64 bytes from 172.31.254.37: icmp_seq=1 ttl=128 time=1.03 ms
64 bytes from 172.31.254.37: icmp_seq=2 ttl=128 time=0.247 ms
64 bytes from 172.31.254.37: icmp_seq=3 ttl=128 time=0.236 ms
64 bytes from 172.31.254.37: icmp_seq=4 ttl=128 time=4.00 ms
64 bytes from 172.31.254.37: icmp_seq=26 ttl=128 time=0.237 ms
64 bytes from 172.31.254.37: icmp_seq=27 ttl=128 time=0.299 ms
My interfaces look right:
[root@myhost1 ~]# ifconfig
eth0 Link encap:Ethernet HWaddr 00:22:4D:B2:28:AC
inet addr:172.31.254.13 Bcast:172.31.254.255 Mask:255.255.255.0
inet6 addr: fe80::222:4dff:feb2:28ac/64 Scope:Link
UP BROADCAST RUNNING MULTICAST MTU:1500 Metric:1
RX packets:121808 errors:0 dropped:0 overruns:0 frame:0
TX packets:120948 errors:0 dropped:0 overruns:0 carrier:0
collisions:0 txqueuelen:1000
RX bytes:16685937 (15.9 MiB) TX bytes:23059300 (21.9 MiB)
Interrupt:16 Memory:d0020000-d0040000
eth0.10 Link encap:Ethernet HWaddr 00:22:4D:B2:28:AC
inet addr:172.31.253.4 Bcast:172.31.253.255 Mask:255.255.255.0
inet6 addr: fe80::222:4dff:feb2:28ac/64 Scope:Link
UP BROADCAST RUNNING MULTICAST MTU:1500 Metric:1
RX packets:2732 errors:0 dropped:0 overruns:0 frame:0
TX packets:828 errors:0 dropped:0 overruns:0 carrier:0
collisions:0 txqueuelen:0
RX bytes:1394817 (1.3 MiB) TX bytes:417925 (408.1 KiB)

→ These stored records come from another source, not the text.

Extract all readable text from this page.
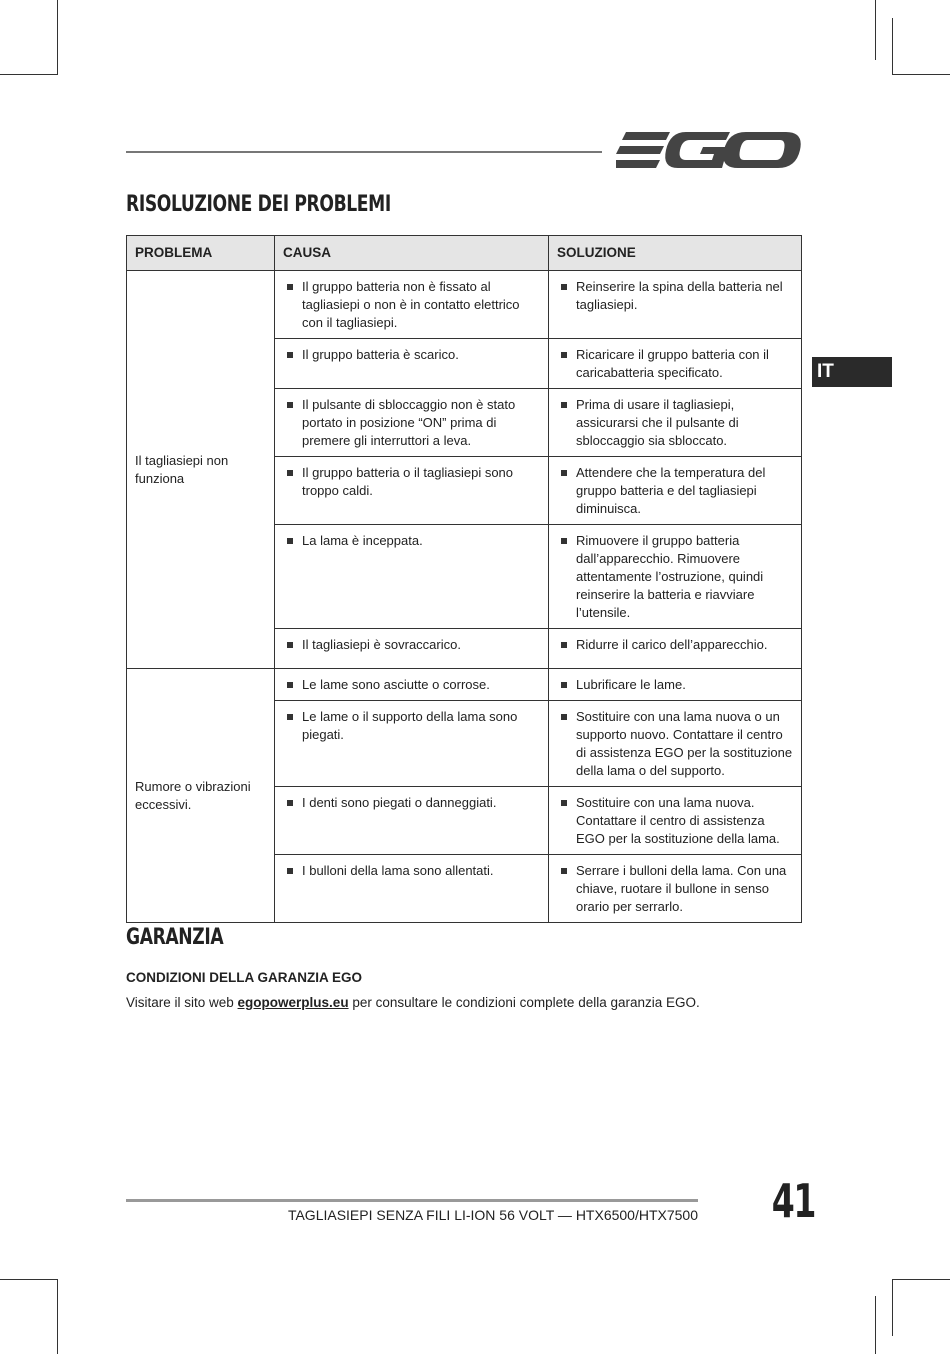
RISOLUZIONE DEI PROBLEMI
IT
PROBLEMA	CAUSA	SOLUZIONE
Il tagliasiepi non funziona	Il gruppo batteria non è fissato al tagliasiepi o non è in contatto elettrico con il tagliasiepi.	Reinserire la spina della batteria nel tagliasiepi.

	Il gruppo batteria è scarico.	Ricaricare il gruppo batteria con il caricabatteria specificato.

	Il pulsante di sbloccaggio non è stato portato in posizione “ON” prima di premere gli interruttori a leva.	Prima di usare il tagliasiepi, assicurarsi che il pulsante di sbloccaggio sia sbloccato.

	Il gruppo batteria o il tagliasiepi sono troppo caldi.	Attendere che la temperatura del gruppo batteria e del tagliasiepi diminuisca.

	La lama è inceppata.	Rimuovere il gruppo batteria dall’apparecchio. Rimuovere attentamente l’ostruzione, quindi reinserire la batteria e riavviare l’utensile.

	Il tagliasiepi è sovraccarico.	Ridurre il carico dell’apparecchio.

Rumore o vibrazioni eccessivi.	Le lame sono asciutte o corrose.	Lubrificare le lame.

	Le lame o il supporto della lama sono piegati.	Sostituire con una lama nuova o un supporto nuovo. Contattare il centro di assistenza EGO per la sostituzione della lama o del supporto.

	I denti sono piegati o danneggiati.	Sostituire con una lama nuova. Contattare il centro di assistenza EGO per la sostituzione della lama.

	I bulloni della lama sono allentati.	Serrare i bulloni della lama. Con una chiave, ruotare il bullone in senso orario per serrarlo.
GARANZIA

CONDIZIONI DELLA GARANZIA EGO

Visitare il sito web egopowerplus.eu per consultare le condizioni complete della garanzia EGO.

TAGLIASIEPI SENZA FILI LI-ION 56 VOLT — HTX6500/HTX7500 41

lo Link encap:Local Loopback
inet addr:127.0.0.1 Mask:255.0.0.0
inet6 addr: ::1/128 Scope:Host
UP LOOPBACK RUNNING MTU:16436 Metric:1
RX packets:30573 errors:0 dropped:0 overruns:0 frame:0
TX packets:30573 errors:0 dropped:0 overruns:0 carrier:0
collisions:0 txqueuelen:0
RX bytes:2225449 (2.1 MiB) TX bytes:2225449 (2.1 MiB)

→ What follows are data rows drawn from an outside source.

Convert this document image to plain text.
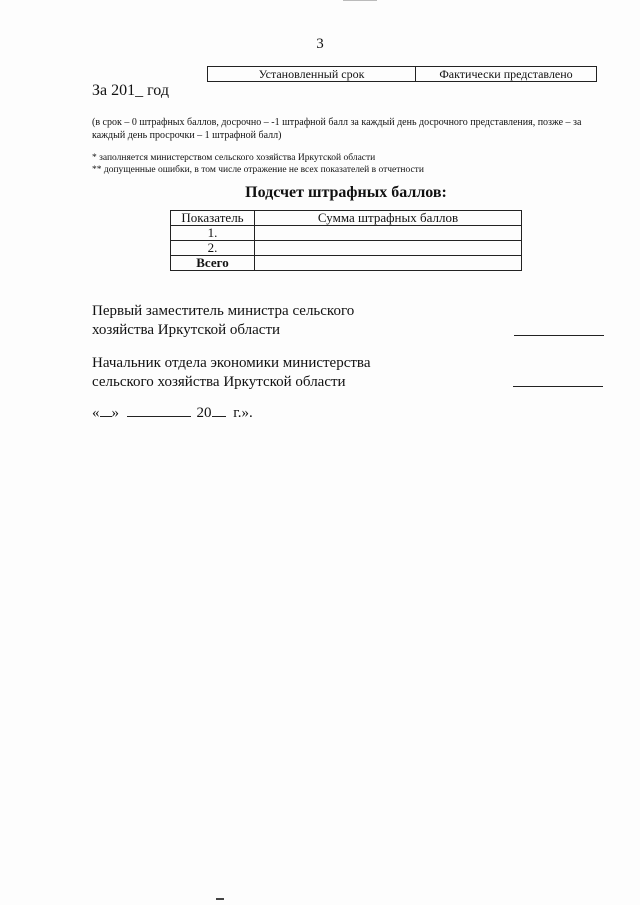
3
Установленный срок	Фактически представлено
За 201_ год
(в срок – 0 штрафных баллов, досрочно – -1 штрафной балл за каждый день досрочного представления, позже – за каждый день просрочки – 1 штрафной балл)
* заполняется министерством сельского хозяйства Иркутской области
** допущенные ошибки, в том числе отражение не всех показателей в отчетности
Подсчет штрафных баллов:
Показатель	Сумма штрафных баллов
1.	
2.	
Всего	
Первый заместитель министра сельского
хозяйства Иркутской области
Начальник отдела экономики министерства
сельского хозяйства Иркутской области
« »	20 г.».
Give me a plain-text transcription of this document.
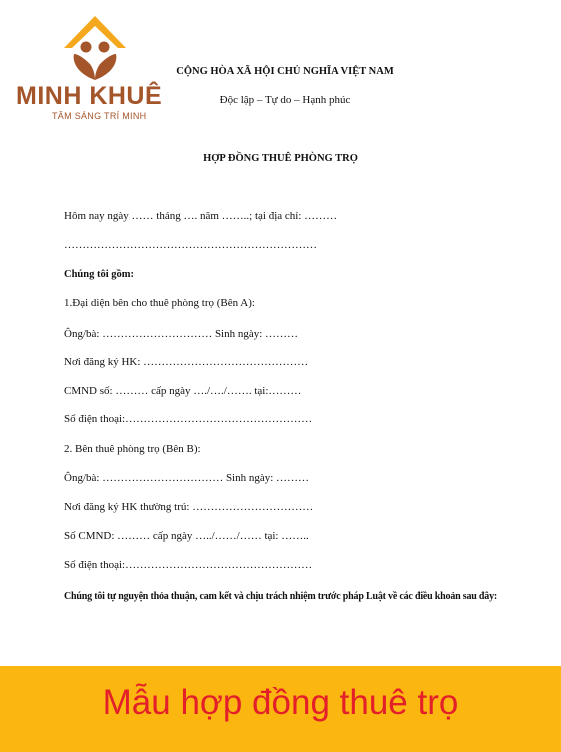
MINH KHUÊ
TÂM SÁNG TRÍ MINH
CỘNG HÒA XÃ HỘI CHỦ NGHĨA VIỆT NAM
Độc lập – Tự do – Hạnh phúc
HỢP ĐỒNG THUÊ PHÒNG TRỌ
Hôm nay ngày …… tháng …. năm ……..; tại địa chỉ: ………
……………………………………………………………
Chúng tôi gồm:
1.Đại diện bên cho thuê phòng trọ (Bên A):
Ông/bà: ………………………… Sinh ngày: ………
Nơi đăng ký HK: ………………………………………
CMND số: ……… cấp ngày …./…./……. tại:………
Số điện thoại:……………………………………………
2. Bên thuê phòng trọ (Bên B):
Ông/bà: …………………………… Sinh ngày: ………
Nơi đăng ký HK thường trú: ……………………………
Số CMND: ……… cấp ngày …../……/…… tại: ……..
Số điện thoại:……………………………………………
Chúng tôi tự nguyện thỏa thuận, cam kết và chịu trách nhiệm trước pháp Luật về các điều khoản sau đây:
Mẫu hợp đồng thuê trọ
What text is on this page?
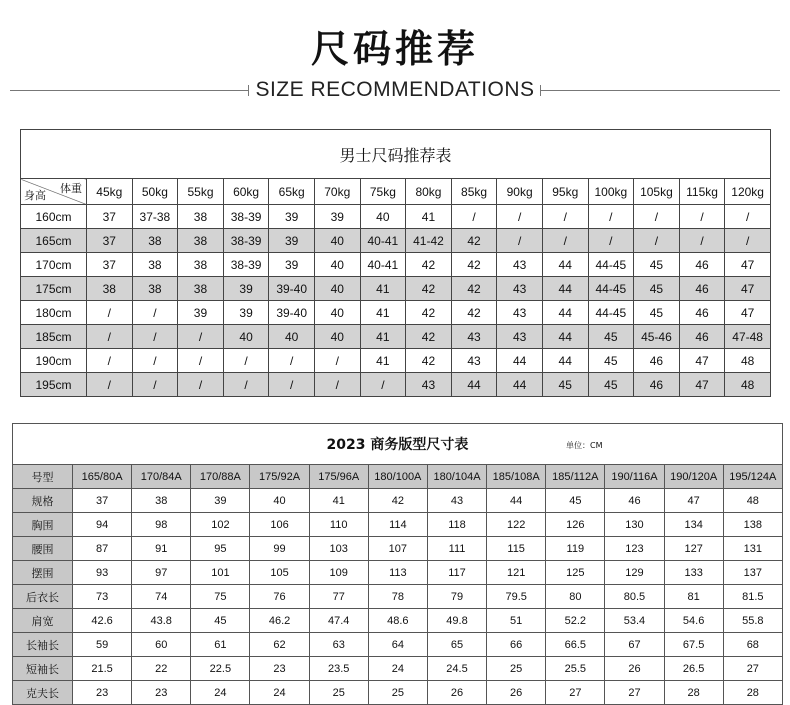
尺码推荐
SIZE RECOMMENDATIONS
男士尺码推荐表															

体重
身高	45kg	50kg	55kg	60kg	65kg	70kg	75kg	80kg	85kg	90kg	95kg	100kg	105kg	115kg	120kg
160cm	37	37-38	38	38-39	39	39	40	41	/	/	/	/	/	/	/
165cm	37	38	38	38-39	39	40	40-41	41-42	42	/	/	/	/	/	/
170cm	37	38	38	38-39	39	40	40-41	42	42	43	44	44-45	45	46	47
175cm	38	38	38	39	39-40	40	41	42	42	43	44	44-45	45	46	47
180cm	/	/	39	39	39-40	40	41	42	42	43	44	44-45	45	46	47
185cm	/	/	/	40	40	40	41	42	43	43	44	45	45-46	46	47-48
190cm	/	/	/	/	/	/	41	42	43	44	44	45	46	47	48
195cm	/	/	/	/	/	/	/	43	44	44	45	45	46	47	48
2023 商务版型尺寸表 单位：CM												

号型	165/80A	170/84A	170/88A	175/92A	175/96A	180/100A	180/104A	185/108A	185/112A	190/116A	190/120A	195/124A
规格	37	38	39	40	41	42	43	44	45	46	47	48
胸围	94	98	102	106	110	114	118	122	126	130	134	138
腰围	87	91	95	99	103	107	111	115	119	123	127	131
摆围	93	97	101	105	109	113	117	121	125	129	133	137
后衣长	73	74	75	76	77	78	79	79.5	80	80.5	81	81.5
肩宽	42.6	43.8	45	46.2	47.4	48.6	49.8	51	52.2	53.4	54.6	55.8
长袖长	59	60	61	62	63	64	65	66	66.5	67	67.5	68
短袖长	21.5	22	22.5	23	23.5	24	24.5	25	25.5	26	26.5	27
克夫长	23	23	24	24	25	25	26	26	27	27	28	28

and the routing table looks right:
[root@myhost1 ~]# route
Kernel IP routing table
Destination Gateway Genmask Flags Metric Ref Use Iface
172.31.254.0 * 255.255.255.0 U 0 0 0 eth0
172.31.253.0 * 255.255.255.0 U 0 0 0 eth0.10
link-local * 255.255.0.0 U 1002 0 0 eth0
default firewall.mydomain.com 0.0.0.0 UG 0 0 0 eth0
So why are my packets not getting to (or responses getting back from) hosts on the 172.31.254.0/24 network? I set /proc/sys/net/ipv4/conf/eth0/rp_filter to 0 but it makes no difference
Update: Routing table for destination host:
IPv4 Route Table
===========================================================================
Active Routes:
Network Destination Netmask Gateway Interface Metric
0.0.0.0 0.0.0.0 172.31.254.1 172.31.254.37 266
127.0.0.0 255.0.0.0 On-link 127.0.0.1 306
127.0.0.1 255.255.255.255 On-link 127.0.0.1 306
127.255.255.255 255.255.255.255 On-link 127.0.0.1 306
172.31.252.0 255.255.255.0 172.31.254.2 172.31.254.37 11
172.31.253.0 255.255.255.0 172.31.254.2 172.31.254.37 11
172.31.254.0 255.255.255.0 On-link 172.31.254.37 266
172.31.254.37 255.255.255.255 On-link 172.31.254.37 266
172.31.254.255 255.255.255.255 On-link 172.31.254.37 266
224.0.0.0 240.0.0.0 On-link 127.0.0.1 306
224.0.0.0 240.0.0.0 On-link 172.31.254.37 266
255.255.255.255 255.255.255.255 On-link 127.0.0.1 306
255.255.255.255 255.255.255.255 On-link 172.31.254.37 266
===========================================================================
Persistent Routes:
Network Address Netmask Gateway Address Metric
172.31.252.0 255.255.255.0 172.31.254.2 1
172.31.253.0 255.255.255.0 172.31.254.2 1
0.0.0.0 0.0.0.0 172.31.254.1 Default
===========================================================================
You may have 172.31.254.13 used twice on your network.
I am also suspecting routing or arp issues on the receiving side:
Could you check arp -na on host 172.31.254.13 and host 172.31.254.31 ?
Full routing tables with ip route command on each host might also help.
I needed to create an iproute2 policy, and the disable rp_filter for the interface and subinterface.
After that it worked perfectly.
You are having a VIP on a different network on the same card. (same MAC) Try to do the same but create vNIC that are separate segments and then set a default route and specific for the other NIC.